Sandata Technologies president Bert Brodsky told a Newsday reporter in 2002 when he decided to take the Port Washington information services company private that he felt his company's stock wasn't getting the recognition it deserved from investors. Its stock in 1997 traded for as much as $11 a share but was between 31 cents and $1.01 during the six months before the decision to go private.
Brodsky also cited a desire to think and plan for the long term. He and others also cited the higher costs of conforming to stricter regulations spawned by accounting scandals at Enron and other corporations.

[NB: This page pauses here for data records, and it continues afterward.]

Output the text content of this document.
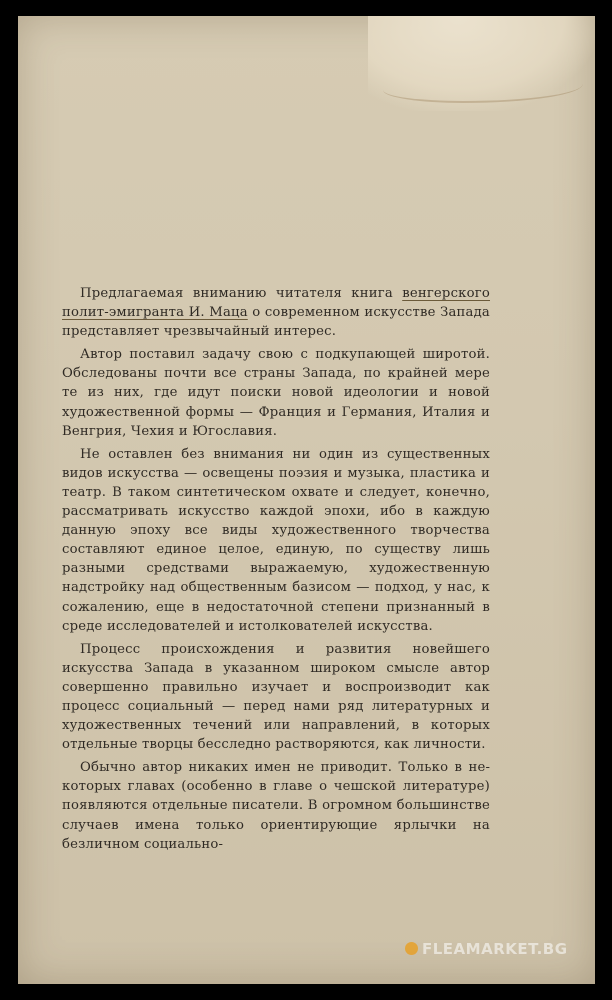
Предлагаемая вниманию читателя книга венгерского полит-эмигранта И. Маца о современном искусстве Запада представляет чрезвычайный интерес.

Автор поставил задачу свою с подкупающей широтой. Обследованы почти все страны Запада, по крайней мере те из них, где идут поиски новой идеологии и новой художественной формы — Франция и Германия, Италия и Венгрия, Чехия и Югославия.

Не оставлен без внимания ни один из существенных видов искусства — освещены поэзия и музыка, пластика и театр. В таком синтетическом охвате и следует, конечно, рассматривать искусство каждой эпохи, ибо в каждую данную эпоху все виды художественного творчества составляют единое целое, единую, по существу лишь разными средствами выражаемую, художественную надстройку над общественным базисом — подход, у нас, к сожалению, еще в недостаточной степени признанный в среде исследователей и истолкователей искусства.

Процесс происхождения и развития новейшего искусства Запада в указанном широком смысле автор совершенно правильно изучает и воспроизводит как процесс социальный — перед нами ряд литературных и художественных течений или направлений, в которых отдельные творцы бесследно растворяются, как личности.

Обычно автор никаких имен не приводит. Только в некоторых главах (особенно в главе о чешской литературе) появляются отдельные писатели. В огромном большинстве случаев имена только ориентирующие ярлычки на безличном социально-

FLEAMARKET.BG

Interstate National Dealer Services of Uniondale, which designs and sells service contracts for cars, never gave a reason publicly for going private in 2002, except to say that it was acting on the recommendation of a special committee composed entirely of directors unaffiliated with the Luby family, whose members owned about 25 percent of Interstate's common stock at the time.
The Morton's Restaurant Group, formerly of New Hyde Park, was taken private by a buyout firm in 2002 after a takeover battle with billionaire financier Carl Icahn. At the time, Morton's chief financial officer, Tho.mas Baldwin, told Newsday, "The public equity markets focused too much on the short-term." But Morton's went public again earlier this year -- and moved to Chicago. "
Boundless Corp., an electronics manufacturer based in Hauppauge, blamed a post-Sept. 11 slump in technology infrastructure spending for its bankruptcy. The company is expected to emerge from bankruptcy soon and convert from public to private.
ClickNsettle.com Inc., the Great Neck-based online arbitration service, said in October 2004 that it agreed to sell its business to a private company affiliated with its chief executive, Roy Israel.